Today must have been the day from hell for the Labour Party, as not only did they have to endure George Osborne unveiling a set of fair and sound changes in this year’s Budget, but they also had to experience the pain of watching Ed Miliband attempt to respond to these proposals. Predictably, Miliband trotted out the usual platitudes, accusing Osborne of failing to fix the economy (which Labour trashed in the first place) and cutting taxes for the rich whilst the rest of the nation suffers (which is just simply untrue, and always has been). But despite Labour’s protestations, Osborne should be commended for delivering a Budget that will truly help the British people by implementing some truly conservative policies.
The tabloids have been quick to dub this the ‘beer and bingo’ Budget, as Osborne has announced that beer duty and tax on bingo halls will be cut. Such measures may be shameless in their populism, but are certainly not bad ways to reach out to those people who often feel disillusioned by an ‘out of touch’ Conservative Party.
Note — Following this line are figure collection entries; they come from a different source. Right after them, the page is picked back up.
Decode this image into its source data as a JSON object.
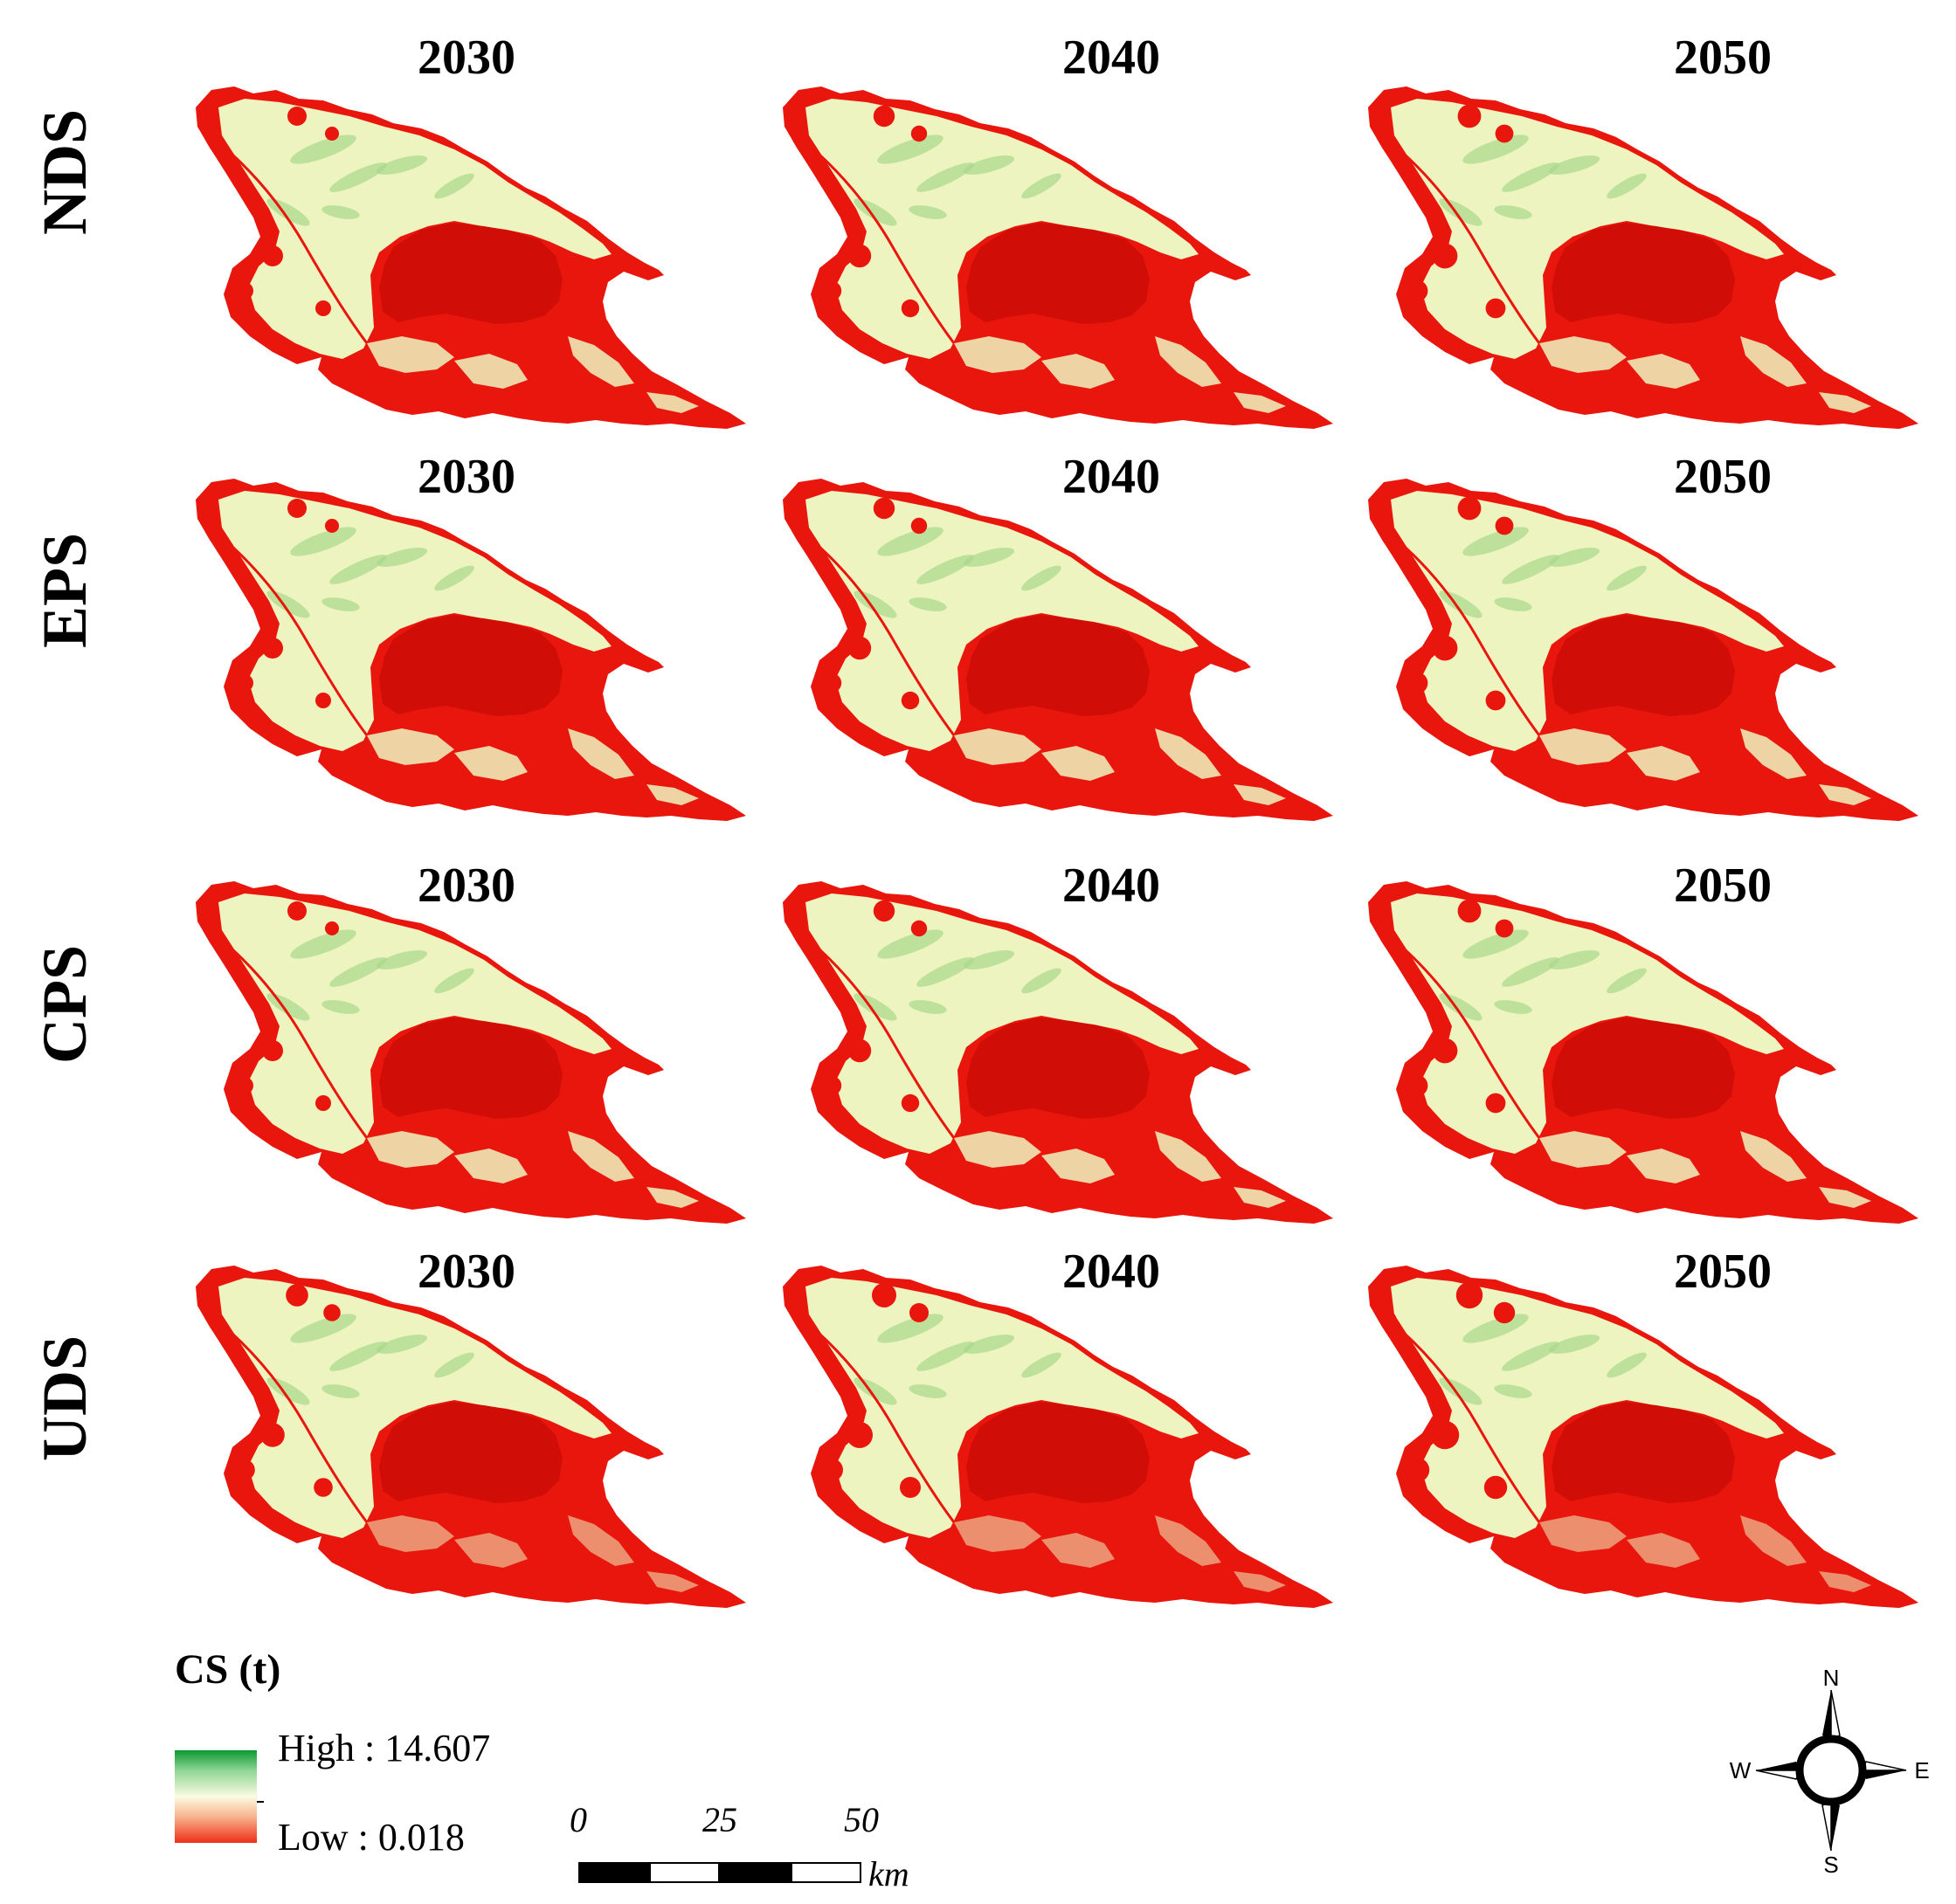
{
  "columns": [
    "2030",
    "2040",
    "2050"
  ],
  "rows": [
    {
      "scenario": "NDS",
      "years": [
        "2030",
        "2040",
        "2050"
      ]
    },
    {
      "scenario": "EPS",
      "years": [
        "2030",
        "2040",
        "2050"
      ]
    },
    {
      "scenario": "CPS",
      "years": [
        "2030",
        "2040",
        "2050"
      ]
    },
    {
      "scenario": "UDS",
      "years": [
        "2030",
        "2040",
        "2050"
      ]
    }
  ],
  "legend": {
    "title": "CS  (t)",
    "high_label": "High : 14.607",
    "low_label": "Low : 0.018",
    "ramp_colors": [
      "#0a9a32",
      "#8fd596",
      "#fbfbe2",
      "#f7b28d",
      "#ee2f17"
    ]
  },
  "scale_bar": {
    "ticks": [
      "0",
      "25",
      "50"
    ],
    "unit": "km"
  },
  "compass": {
    "n": "N",
    "s": "S",
    "e": "E",
    "w": "W"
  },
  "map_colors": {
    "low": "#e8160c",
    "core": "#d10d07",
    "mid": "#eef4c0",
    "high": "#a8d88a"
  }
}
And regardless of their populism, these measures already seem to be working; immediately after the cuts to bingo duty were announced, bingo hall operator Rank Group announced plans for three new clubs. The lesson – tax cuts are popular, they work, and they are vital to create jobs and stimulate the economy.
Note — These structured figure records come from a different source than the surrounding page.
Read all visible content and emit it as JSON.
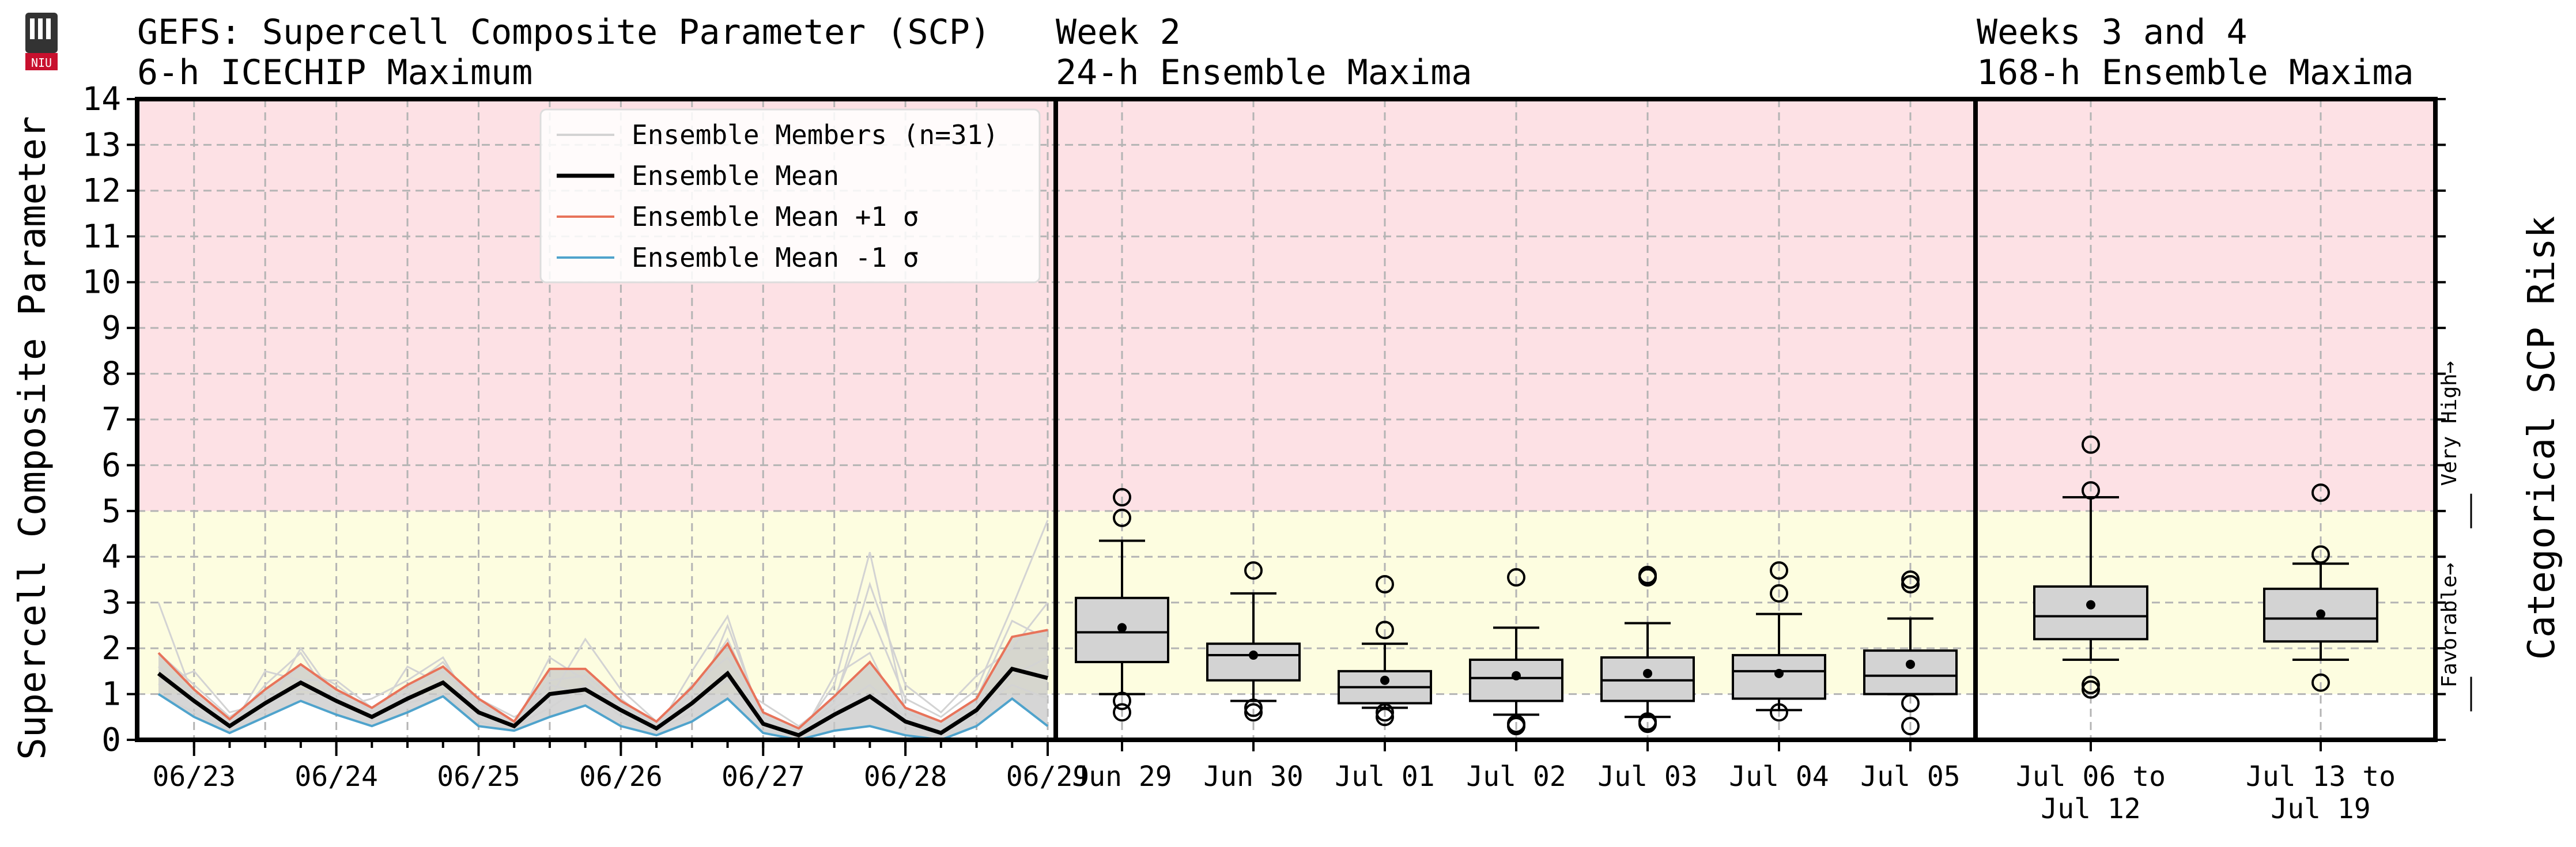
{
  "header": {
    "left_title_line1": "GEFS: Supercell Composite Parameter (SCP)",
    "left_title_line2": "6-h ICECHIP Maximum",
    "mid_title_line1": "Week 2",
    "mid_title_line2": "24-h Ensemble Maxima",
    "right_title_line1": "Weeks 3 and 4",
    "right_title_line2": "168-h Ensemble Maxima",
    "logo_text": "NIU"
  },
  "risk_axis": {
    "label": "Categorical SCP Risk",
    "favorable_label": "Favorable→",
    "very_high_label": "Very High→",
    "favorable_range": [
      1,
      5
    ],
    "very_high_range": [
      5,
      14
    ]
  },
  "colors": {
    "favorable_band": "#fdfde0",
    "very_high_band": "#fde1e5",
    "mean_line": "#000000",
    "plus_sigma": "#e8735a",
    "minus_sigma": "#4fa3cc",
    "members": "#d3d3d3",
    "box_fill": "#d3d3d3",
    "spread_fill": "#c8c8c8"
  },
  "chart_data": [
    {
      "type": "line",
      "title": "GEFS: Supercell Composite Parameter (SCP) 6-h ICECHIP Maximum",
      "ylabel": "Supercell Composite Parameter",
      "ylim": [
        0,
        14
      ],
      "yticks": [
        0,
        1,
        2,
        3,
        4,
        5,
        6,
        7,
        8,
        9,
        10,
        11,
        12,
        13,
        14
      ],
      "x_tick_labels": [
        "06/23",
        "06/24",
        "06/25",
        "06/26",
        "06/27",
        "06/28",
        "06/29"
      ],
      "grid": true,
      "legend_position": "top-right",
      "legend": [
        "Ensemble Members (n=31)",
        "Ensemble Mean",
        "Ensemble Mean +1 σ",
        "Ensemble Mean -1 σ"
      ],
      "series": [
        {
          "name": "Ensemble Mean",
          "values": [
            1.45,
            0.85,
            0.3,
            0.8,
            1.25,
            0.85,
            0.5,
            0.9,
            1.25,
            0.6,
            0.3,
            1.0,
            1.1,
            0.65,
            0.25,
            0.8,
            1.45,
            0.35,
            0.1,
            0.55,
            0.95,
            0.4,
            0.15,
            0.65,
            1.55,
            1.35
          ]
        },
        {
          "name": "Ensemble Mean +1 σ",
          "values": [
            1.9,
            1.1,
            0.45,
            1.1,
            1.65,
            1.1,
            0.7,
            1.2,
            1.6,
            0.9,
            0.4,
            1.55,
            1.55,
            0.85,
            0.4,
            1.15,
            2.1,
            0.6,
            0.25,
            0.95,
            1.7,
            0.7,
            0.4,
            0.9,
            2.25,
            2.4
          ]
        },
        {
          "name": "Ensemble Mean -1 σ",
          "values": [
            1.0,
            0.5,
            0.15,
            0.5,
            0.85,
            0.55,
            0.3,
            0.6,
            0.95,
            0.3,
            0.2,
            0.5,
            0.75,
            0.3,
            0.1,
            0.4,
            0.9,
            0.15,
            0.0,
            0.2,
            0.3,
            0.1,
            0.0,
            0.3,
            0.9,
            0.3
          ]
        }
      ],
      "members": [
        [
          1.9,
          1.2,
          0.5,
          1.0,
          1.6,
          1.2,
          0.6,
          1.0,
          1.5,
          0.8,
          0.4,
          1.3,
          1.4,
          0.8,
          0.3,
          1.0,
          2.2,
          0.5,
          0.2,
          0.7,
          1.2,
          0.5,
          0.2,
          0.9,
          2.6,
          2.2
        ],
        [
          3.0,
          0.9,
          0.3,
          1.2,
          1.9,
          0.7,
          0.9,
          1.3,
          1.8,
          0.5,
          0.3,
          1.8,
          1.3,
          0.6,
          0.2,
          1.5,
          2.7,
          0.3,
          0.1,
          1.2,
          4.1,
          0.6,
          0.3,
          0.5,
          1.4,
          1.8
        ],
        [
          1.2,
          1.5,
          0.6,
          0.8,
          1.1,
          1.0,
          0.4,
          1.6,
          1.2,
          0.9,
          0.5,
          0.9,
          2.2,
          1.1,
          0.4,
          0.8,
          1.3,
          0.8,
          0.3,
          0.9,
          2.8,
          0.9,
          0.5,
          1.1,
          2.9,
          4.8
        ],
        [
          1.0,
          0.6,
          0.2,
          1.5,
          1.3,
          1.3,
          0.7,
          0.8,
          1.0,
          0.4,
          0.2,
          1.2,
          1.0,
          0.9,
          0.3,
          1.2,
          1.8,
          0.6,
          0.0,
          1.4,
          1.9,
          0.3,
          0.1,
          0.7,
          1.2,
          0.9
        ],
        [
          1.6,
          1.0,
          0.4,
          0.6,
          2.0,
          0.9,
          0.5,
          1.1,
          1.7,
          0.7,
          0.3,
          0.7,
          1.2,
          0.5,
          0.2,
          0.6,
          2.5,
          0.4,
          0.2,
          0.8,
          3.4,
          1.2,
          0.6,
          1.4,
          2.0,
          3.0
        ]
      ]
    },
    {
      "type": "box",
      "title": "Week 2 24-h Ensemble Maxima",
      "ylim": [
        0,
        14
      ],
      "categories": [
        "Jun 29",
        "Jun 30",
        "Jul 01",
        "Jul 02",
        "Jul 03",
        "Jul 04",
        "Jul 05"
      ],
      "boxes": [
        {
          "whislo": 1.0,
          "q1": 1.7,
          "med": 2.35,
          "q3": 3.1,
          "whishi": 4.35,
          "mean": 2.45,
          "fliers": [
            0.6,
            0.85,
            4.85,
            5.3
          ]
        },
        {
          "whislo": 0.85,
          "q1": 1.3,
          "med": 1.85,
          "q3": 2.1,
          "whishi": 3.2,
          "mean": 1.85,
          "fliers": [
            0.6,
            0.7,
            3.7
          ]
        },
        {
          "whislo": 0.7,
          "q1": 0.8,
          "med": 1.15,
          "q3": 1.5,
          "whishi": 2.1,
          "mean": 1.3,
          "fliers": [
            0.5,
            0.6,
            2.4,
            3.4
          ]
        },
        {
          "whislo": 0.55,
          "q1": 0.85,
          "med": 1.35,
          "q3": 1.75,
          "whishi": 2.45,
          "mean": 1.4,
          "fliers": [
            0.3,
            0.35,
            3.55
          ]
        },
        {
          "whislo": 0.5,
          "q1": 0.85,
          "med": 1.3,
          "q3": 1.8,
          "whishi": 2.55,
          "mean": 1.45,
          "fliers": [
            0.35,
            0.4,
            3.55,
            3.6
          ]
        },
        {
          "whislo": 0.65,
          "q1": 0.9,
          "med": 1.5,
          "q3": 1.85,
          "whishi": 2.75,
          "mean": 1.45,
          "fliers": [
            0.6,
            3.2,
            3.7
          ]
        },
        {
          "whislo": 1.0,
          "q1": 1.0,
          "med": 1.4,
          "q3": 1.95,
          "whishi": 2.65,
          "mean": 1.65,
          "fliers": [
            0.3,
            0.8,
            3.4,
            3.5
          ]
        }
      ]
    },
    {
      "type": "box",
      "title": "Weeks 3 and 4 168-h Ensemble Maxima",
      "ylim": [
        0,
        14
      ],
      "categories": [
        "Jul 06 to\nJul 12",
        "Jul 13 to\nJul 19"
      ],
      "boxes": [
        {
          "whislo": 1.75,
          "q1": 2.2,
          "med": 2.7,
          "q3": 3.35,
          "whishi": 5.3,
          "mean": 2.95,
          "fliers": [
            1.1,
            1.2,
            5.45,
            6.45
          ]
        },
        {
          "whislo": 1.75,
          "q1": 2.15,
          "med": 2.65,
          "q3": 3.3,
          "whishi": 3.85,
          "mean": 2.75,
          "fliers": [
            1.25,
            4.05,
            5.4
          ]
        }
      ]
    }
  ]
}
Beer and bingo aside, Osborne proved his Thatcherite credentials by announcing that the government’s Help to Buy housing scheme will be extended, good news for aspiring homeowners across the country. Likewise, the level of earnings exempt from income tax has been increased by £500, whilst the threshold for the 40p tax rate has also risen. These are all positive measures, reducing the amount of tax being paid at all income levels and rendering Labour’s arguments about the Conservatives just helping the rich absolutely meaningless.
Osborne also appealed directly to pensioners by announcing radical reform of the pensions system. In a move which will help 13 million people, the changes reduce the level of tax on a person’s pension pot, and abolish all restrictions on access to those pension pots, ending the mandatory purchasing of an annuity. This is a shrewd move from the Chancellor, and one which looks ahead to next year’s general election due to the high voting levels of pensioners. The ‘grey vote’ cannot be underestimated, and the Conservatives cannot afford to risk losing votes from this particular demographic.
Overall, the Budget is hugely promising, proving that by implementing policies which are unashamedly conservative, all people stand to benefit. The Conservatives are slowly beginning to prove that they understand what ordinary people want, outclassing the Labour Party in the process. The pitiful sight of Ed Miliband simply repeating tired soundbites in response was proof that Labour haven’t got a clue, and are not fit to govern. Let’s just hope that the recovery isn’t jeopardised at next year’s general election, because we as a nation cannot afford to hand the keys back to the people who crashed the car.